Responsible for reward and movement.
It is an important location for Parkinson's Disease.
It has a darker structure due to the amount of Melanin hormone in its structure.
2. Ventral Tegmental Area (VTA)
It is in the midbrain.
It produces neurons with cognitive function.
It has to do with pleasure, learning, motivation and drug addiction.

• Noradrenaline (NA)
- It is produced in the brain stem.
- A decrease or increase in its level affects the mental state. For example, low levels of noradrenaline can lead to depression.

• Adrenaline
- Produced by the adrenal glands.
- Prepares the organism for immediate action.

• Serotonin (5-HT)
- Affects mental state and social behavior.
- Antidepressants prevent Serotonin reuptake and keep Serotonin in the synapses.

• Catecholamines and Serotonin
- Catecholamines are produced by nervous tissue, brain and adrenal glands. They give the message of "Fight or Flight", which is the message of the Sympathetic Nervous System.

- There are 3 catecholamines:
1. Dopamine (DA)
2. Noradrenaline (NA)
3. Adrenaline

- Although these three catecholamines are produced in the same place, they differ as a result of biosynthesis.

- Biosynthesis
It is the reason for the main difference of catecholamines.
It ensures the survival, growth and development of the organism.
Its raw material is Tyrosine. The first place where Tyrosine emerges as an amino acid is the liver. It is important for healthy brain development.
In catecholamine biosynthesis, tyrosine is first sent to the brain. As a result of biosynthesis, Tyrosine is converted to Dopamine, Dopamine to Noradrenaline, and Noradreanline to Adrenaline.

Amino Acids
• Glutamate (Glu)
- It's a warning. It depolarizes the neuron from which it is released.
- Affects learning and memory.
- Disruption in transmission can lead to Schizophrenia.

• Gamma-Aminobutyric Acid (GABA)
- It is an important neurotransmitter with inhibitory effect.
- Benzodiazepine and similar antidepressant drugs have a calming effect thanks to the inhibition of GABA.
- Picrotoxin drug causes convulsions by closing GABA receptors.

Neurons are cells in the body that process and transmit information. These cells are generally long, thin and branched in the body. Neurons use electrical and chemical signals for transmission. Neurons basically consist of three parts: dendrites, cell body and axons.

Dendrites are branched structures of neurons to receive signals from other neurons. These signals can be electrical or chemical. The cell body is the part that collects and processes signals from the dendrites. Axons are long extensions from the cell body and are used to transmit signals to other neurons or cells.

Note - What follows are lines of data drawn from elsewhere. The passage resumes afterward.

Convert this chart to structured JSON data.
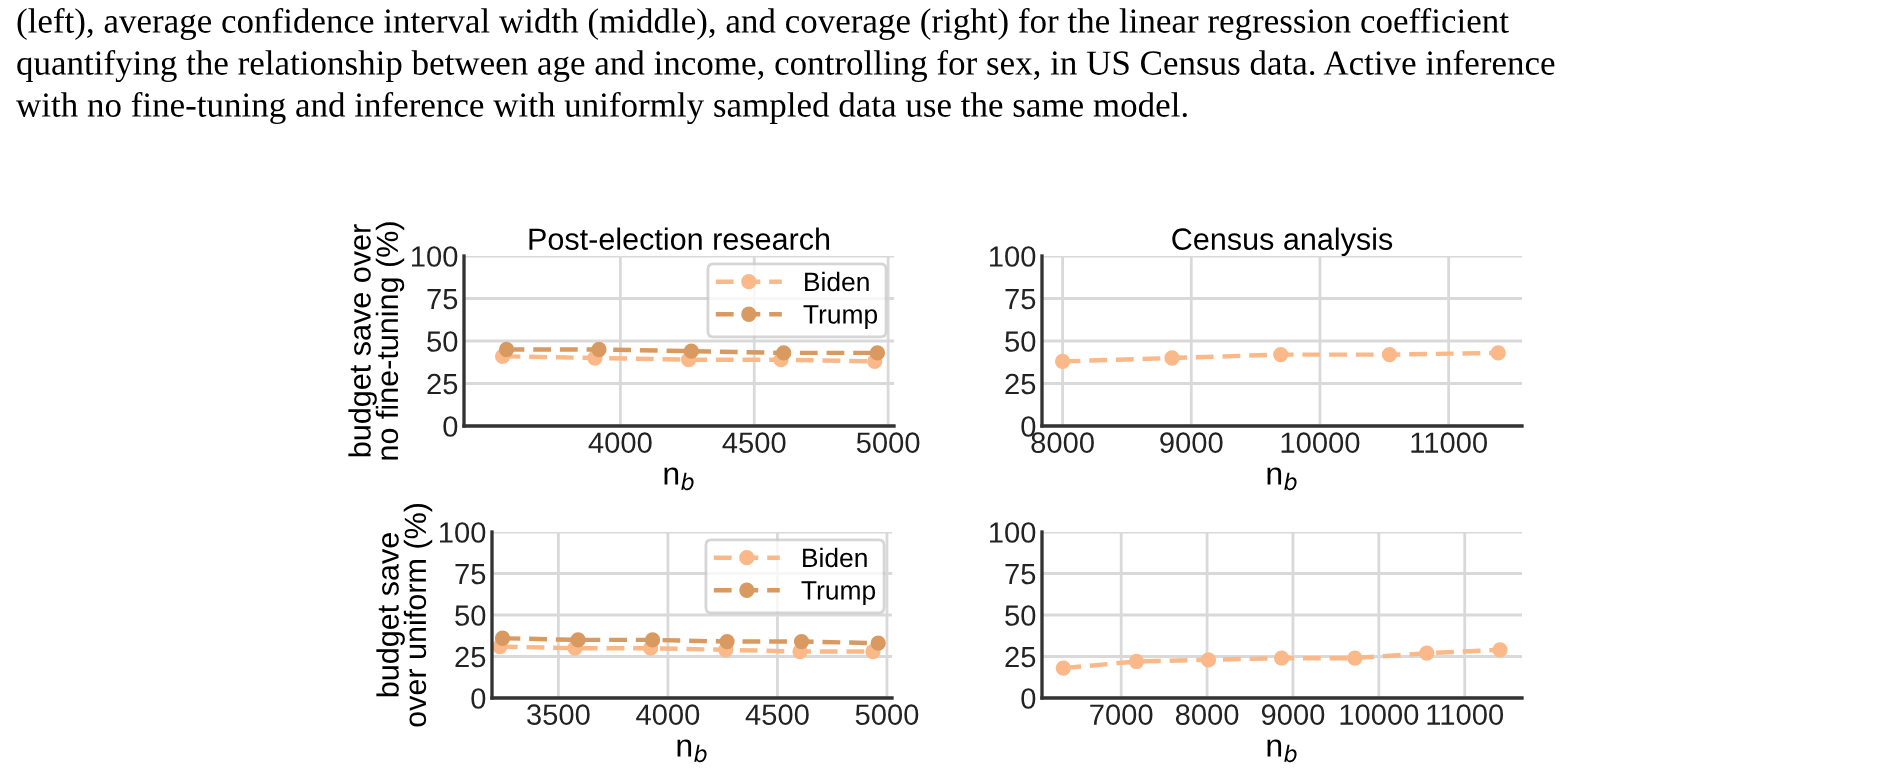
{
  "chart_data": [
    {
      "type": "line",
      "title": "Post-election research",
      "xlabel": "n$_{b}$",
      "ylabel": "budget save over\nno fine-tuning (%)",
      "annotations": [
        "(left), average confidence interval width (middle), and coverage (right) for the linear regression coefficient",
        "quantifying the relationship between age and income, controlling for sex, in US Census data. Active inference",
        "with no fine-tuning and inference with uniformly sampled data use the same model."
      ],
      "series": [
        {
          "name": "Biden",
          "color": "#fbb98a",
          "x": [
            3560,
            3905,
            4255,
            4600,
            4950
          ],
          "values": [
            41,
            40,
            39,
            39,
            38
          ]
        },
        {
          "name": "Trump",
          "color": "#d99a62",
          "x": [
            3575,
            3920,
            4265,
            4610,
            4960
          ],
          "values": [
            45,
            45,
            44,
            43,
            43
          ]
        }
      ],
      "xlim": [
        3416,
        5022
      ],
      "xticks": [
        4000,
        4500,
        5000
      ],
      "ylim": [
        0,
        100
      ],
      "yticks": [
        0,
        25,
        50,
        75,
        100
      ],
      "grid": true,
      "legend": "top right",
      "marker": "circle",
      "line_style": "dashed"
    },
    {
      "type": "line",
      "title": "Census analysis",
      "xlabel": "n$_{b}$",
      "series": [
        {
          "color": "#fbb98a",
          "x": [
            8000,
            8850,
            9695,
            10540,
            11385
          ],
          "values": [
            38,
            40,
            42,
            42,
            43
          ]
        }
      ],
      "xlim": [
        7840,
        11570
      ],
      "xticks": [
        8000,
        9000,
        10000,
        11000
      ],
      "ylim": [
        0,
        100
      ],
      "yticks": [
        0,
        25,
        50,
        75,
        100
      ],
      "grid": true,
      "marker": "circle",
      "line_style": "dashed"
    },
    {
      "type": "line",
      "xlabel": "n$_{b}$",
      "ylabel": "budget save\nover uniform (%)",
      "series": [
        {
          "name": "Biden",
          "color": "#fbb98a",
          "x": [
            3233,
            3576,
            3921,
            4264,
            4603,
            4936
          ],
          "values": [
            31,
            30,
            30,
            29,
            28,
            28
          ]
        },
        {
          "name": "Trump",
          "color": "#d99a62",
          "x": [
            3245,
            3590,
            3930,
            4270,
            4610,
            4960
          ],
          "values": [
            36,
            35,
            35,
            34,
            34,
            33
          ]
        }
      ],
      "xlim": [
        3197,
        5023
      ],
      "xticks": [
        3500,
        4000,
        4500,
        5000
      ],
      "ylim": [
        0,
        100
      ],
      "yticks": [
        0,
        25,
        50,
        75,
        100
      ],
      "grid": true,
      "legend": "top right",
      "marker": "circle",
      "line_style": "dashed"
    },
    {
      "type": "line",
      "xlabel": "n$_{b}$",
      "series": [
        {
          "color": "#fbb98a",
          "x": [
            6326,
            7178,
            8016,
            8868,
            9721,
            10558,
            11411
          ],
          "values": [
            18,
            22,
            23,
            24,
            24,
            27,
            29
          ]
        }
      ],
      "xlim": [
        6078,
        11667
      ],
      "xticks": [
        7000,
        8000,
        9000,
        10000,
        11000
      ],
      "ylim": [
        0,
        100
      ],
      "yticks": [
        0,
        25,
        50,
        75,
        100
      ],
      "grid": true,
      "marker": "circle",
      "line_style": "dashed"
    }
  ]
}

Neurons use electrical and chemical signals for transmission. Electrical signals are generated by the movement of ions within the neuron. The ions carry an electrical charge as they pass through the neuron's membrane, and this creates an electrical signal inside the cell. Chemical signals occur at synapses at the end of the neuron. These synapses are where neurons communicate with each other or with cells.

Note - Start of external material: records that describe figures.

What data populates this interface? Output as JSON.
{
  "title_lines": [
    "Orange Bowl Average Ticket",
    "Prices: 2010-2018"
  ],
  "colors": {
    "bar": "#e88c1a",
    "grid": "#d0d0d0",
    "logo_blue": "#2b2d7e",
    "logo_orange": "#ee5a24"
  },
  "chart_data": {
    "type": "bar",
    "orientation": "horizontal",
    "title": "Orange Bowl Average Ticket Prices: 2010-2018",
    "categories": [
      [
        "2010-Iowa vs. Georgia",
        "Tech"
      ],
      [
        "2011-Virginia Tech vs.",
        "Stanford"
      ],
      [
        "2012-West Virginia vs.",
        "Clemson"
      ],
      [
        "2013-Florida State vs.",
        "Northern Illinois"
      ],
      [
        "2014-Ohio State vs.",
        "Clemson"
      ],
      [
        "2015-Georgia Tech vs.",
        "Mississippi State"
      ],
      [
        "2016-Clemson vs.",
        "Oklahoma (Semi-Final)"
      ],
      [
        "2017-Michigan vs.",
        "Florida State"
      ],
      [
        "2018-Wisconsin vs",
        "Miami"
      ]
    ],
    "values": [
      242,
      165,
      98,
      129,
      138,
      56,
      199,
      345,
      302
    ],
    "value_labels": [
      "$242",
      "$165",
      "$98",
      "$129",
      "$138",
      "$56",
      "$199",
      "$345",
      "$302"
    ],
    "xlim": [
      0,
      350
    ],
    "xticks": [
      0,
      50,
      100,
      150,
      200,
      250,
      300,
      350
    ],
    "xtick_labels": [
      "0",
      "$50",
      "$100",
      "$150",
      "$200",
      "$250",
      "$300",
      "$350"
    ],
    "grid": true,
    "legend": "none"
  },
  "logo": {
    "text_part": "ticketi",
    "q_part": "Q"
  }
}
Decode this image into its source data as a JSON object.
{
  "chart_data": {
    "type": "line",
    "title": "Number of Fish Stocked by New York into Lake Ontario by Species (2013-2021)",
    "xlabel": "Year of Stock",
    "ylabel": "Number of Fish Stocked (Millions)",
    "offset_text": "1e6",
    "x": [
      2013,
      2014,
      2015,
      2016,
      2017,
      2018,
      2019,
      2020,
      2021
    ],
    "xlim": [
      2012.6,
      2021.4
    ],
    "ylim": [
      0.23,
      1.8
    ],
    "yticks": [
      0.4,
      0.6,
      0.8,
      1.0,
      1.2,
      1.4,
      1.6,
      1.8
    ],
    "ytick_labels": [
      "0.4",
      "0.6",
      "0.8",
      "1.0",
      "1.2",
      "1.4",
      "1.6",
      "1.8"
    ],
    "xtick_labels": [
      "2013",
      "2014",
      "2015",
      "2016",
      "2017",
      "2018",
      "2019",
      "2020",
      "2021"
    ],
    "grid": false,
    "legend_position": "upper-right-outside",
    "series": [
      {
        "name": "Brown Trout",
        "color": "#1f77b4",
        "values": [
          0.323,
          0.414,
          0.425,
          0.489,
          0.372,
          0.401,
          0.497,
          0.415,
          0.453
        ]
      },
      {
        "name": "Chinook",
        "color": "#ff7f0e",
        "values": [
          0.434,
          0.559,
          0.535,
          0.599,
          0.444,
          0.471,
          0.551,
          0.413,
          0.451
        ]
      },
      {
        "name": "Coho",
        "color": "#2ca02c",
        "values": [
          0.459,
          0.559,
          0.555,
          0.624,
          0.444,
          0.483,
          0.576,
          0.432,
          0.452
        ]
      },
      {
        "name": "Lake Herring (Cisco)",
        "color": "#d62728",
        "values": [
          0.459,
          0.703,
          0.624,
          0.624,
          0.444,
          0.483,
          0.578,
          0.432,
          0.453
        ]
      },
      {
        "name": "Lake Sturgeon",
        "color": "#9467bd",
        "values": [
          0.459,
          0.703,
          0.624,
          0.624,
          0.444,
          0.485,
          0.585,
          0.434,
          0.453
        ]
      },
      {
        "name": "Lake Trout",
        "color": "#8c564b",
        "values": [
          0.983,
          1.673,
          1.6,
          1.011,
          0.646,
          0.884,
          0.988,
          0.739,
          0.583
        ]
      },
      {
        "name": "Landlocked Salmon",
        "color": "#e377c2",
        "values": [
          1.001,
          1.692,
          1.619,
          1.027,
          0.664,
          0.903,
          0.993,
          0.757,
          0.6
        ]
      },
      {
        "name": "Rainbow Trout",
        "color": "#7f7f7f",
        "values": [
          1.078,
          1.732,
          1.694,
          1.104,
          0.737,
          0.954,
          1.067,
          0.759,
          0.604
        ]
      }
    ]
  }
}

Synapses are special junction points used for communication between neurons. Synapses secrete neurotransmitters, which are small projections at the end of the neuron. These neurotransmitters form a signal by binding to receptors on the dendrites of other neurons or target cells.

Communication between a neuron and another neuron occurs when electrical signals travel from the axon of one neuron to the dendrite of another. Electrical signals trigger the release of neurotransmitters at a synapse. These neurotransmitters bind to the dendrites of other neurons or target cells.

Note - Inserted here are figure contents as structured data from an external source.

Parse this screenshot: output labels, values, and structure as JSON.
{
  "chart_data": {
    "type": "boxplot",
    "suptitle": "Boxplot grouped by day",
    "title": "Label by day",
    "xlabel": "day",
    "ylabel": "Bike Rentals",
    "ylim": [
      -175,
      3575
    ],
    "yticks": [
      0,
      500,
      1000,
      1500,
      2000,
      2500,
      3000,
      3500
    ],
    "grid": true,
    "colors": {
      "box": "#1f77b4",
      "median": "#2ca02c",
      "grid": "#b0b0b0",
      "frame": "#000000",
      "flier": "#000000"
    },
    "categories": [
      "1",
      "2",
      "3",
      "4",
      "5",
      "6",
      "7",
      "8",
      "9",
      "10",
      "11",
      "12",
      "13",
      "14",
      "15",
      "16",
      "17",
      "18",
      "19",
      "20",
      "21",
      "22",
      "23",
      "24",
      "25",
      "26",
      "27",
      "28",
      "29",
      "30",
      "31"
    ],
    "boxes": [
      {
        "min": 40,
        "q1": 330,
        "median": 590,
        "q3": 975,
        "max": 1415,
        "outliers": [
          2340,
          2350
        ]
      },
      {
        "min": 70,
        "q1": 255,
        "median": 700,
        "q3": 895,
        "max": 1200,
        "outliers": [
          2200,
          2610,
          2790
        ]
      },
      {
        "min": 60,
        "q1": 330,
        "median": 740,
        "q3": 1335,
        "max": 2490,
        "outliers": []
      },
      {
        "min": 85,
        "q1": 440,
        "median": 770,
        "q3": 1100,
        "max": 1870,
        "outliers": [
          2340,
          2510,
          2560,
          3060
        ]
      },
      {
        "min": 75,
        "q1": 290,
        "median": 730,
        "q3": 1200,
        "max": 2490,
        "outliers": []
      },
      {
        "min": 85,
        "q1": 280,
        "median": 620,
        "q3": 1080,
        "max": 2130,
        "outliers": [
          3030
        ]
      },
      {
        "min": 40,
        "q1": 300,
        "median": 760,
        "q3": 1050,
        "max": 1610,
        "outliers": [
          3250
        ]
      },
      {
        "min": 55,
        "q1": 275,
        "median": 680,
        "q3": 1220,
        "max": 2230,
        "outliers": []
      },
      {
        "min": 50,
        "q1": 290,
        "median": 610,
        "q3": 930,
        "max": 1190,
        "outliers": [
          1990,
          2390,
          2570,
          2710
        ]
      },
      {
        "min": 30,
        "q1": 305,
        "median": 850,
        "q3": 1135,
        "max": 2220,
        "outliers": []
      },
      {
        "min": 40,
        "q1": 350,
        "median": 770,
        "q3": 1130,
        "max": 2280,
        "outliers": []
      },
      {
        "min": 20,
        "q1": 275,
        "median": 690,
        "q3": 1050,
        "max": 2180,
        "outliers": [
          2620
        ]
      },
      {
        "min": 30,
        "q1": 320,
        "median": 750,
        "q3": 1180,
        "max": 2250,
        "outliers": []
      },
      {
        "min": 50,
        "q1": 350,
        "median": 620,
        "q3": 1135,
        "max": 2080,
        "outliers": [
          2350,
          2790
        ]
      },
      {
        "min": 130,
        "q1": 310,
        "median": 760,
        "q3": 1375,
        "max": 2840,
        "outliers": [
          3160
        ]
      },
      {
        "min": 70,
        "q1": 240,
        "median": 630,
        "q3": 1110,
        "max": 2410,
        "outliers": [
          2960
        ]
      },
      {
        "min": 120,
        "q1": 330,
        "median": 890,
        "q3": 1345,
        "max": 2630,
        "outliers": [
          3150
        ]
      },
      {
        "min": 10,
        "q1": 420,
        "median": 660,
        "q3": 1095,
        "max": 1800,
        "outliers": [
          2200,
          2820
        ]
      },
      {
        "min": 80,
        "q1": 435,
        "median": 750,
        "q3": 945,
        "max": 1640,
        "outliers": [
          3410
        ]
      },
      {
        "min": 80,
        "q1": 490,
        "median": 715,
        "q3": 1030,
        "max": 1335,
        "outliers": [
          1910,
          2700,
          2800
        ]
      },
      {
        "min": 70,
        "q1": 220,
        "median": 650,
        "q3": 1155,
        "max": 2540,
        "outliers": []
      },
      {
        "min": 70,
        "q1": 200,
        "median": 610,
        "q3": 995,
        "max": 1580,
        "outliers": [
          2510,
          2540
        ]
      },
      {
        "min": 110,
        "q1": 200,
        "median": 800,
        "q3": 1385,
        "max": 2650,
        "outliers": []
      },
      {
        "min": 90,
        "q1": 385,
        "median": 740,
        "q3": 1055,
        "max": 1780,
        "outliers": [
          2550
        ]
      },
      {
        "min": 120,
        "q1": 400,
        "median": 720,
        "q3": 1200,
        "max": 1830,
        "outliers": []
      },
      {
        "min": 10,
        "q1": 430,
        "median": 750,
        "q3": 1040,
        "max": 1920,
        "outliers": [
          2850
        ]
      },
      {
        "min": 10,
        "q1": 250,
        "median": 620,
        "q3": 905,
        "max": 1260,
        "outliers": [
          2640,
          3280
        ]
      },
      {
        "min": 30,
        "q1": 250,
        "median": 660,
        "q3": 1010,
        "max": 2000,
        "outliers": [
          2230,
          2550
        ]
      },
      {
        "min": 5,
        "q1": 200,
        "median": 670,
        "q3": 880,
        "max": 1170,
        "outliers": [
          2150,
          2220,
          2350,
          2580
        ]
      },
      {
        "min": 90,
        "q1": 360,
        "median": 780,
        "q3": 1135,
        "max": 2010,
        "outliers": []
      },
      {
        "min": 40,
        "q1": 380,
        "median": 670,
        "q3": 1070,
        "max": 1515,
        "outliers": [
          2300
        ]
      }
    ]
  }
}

generates a signal. This signal turns into an electrical signal in the target neuron or cell and the communication process continues.

Neurons and synapses are vital to the communication system in the brain. The electrical activity of neurons and chemical signals between synapses regulate cognitive, emotional and motor functions in the brain. Therefore, the functioning of neurons and synapses is key to the healthy functioning of the brain.

Neurons and synapses can be affected by a variety of factors that have a direct impact on brain health. Factors such as stress, aging, lack of sleep, poor diet, alcohol or drug use can negatively affect the health of neurons and synapses. In addition, some neurological diseases can have serious effects on neurons and synapses.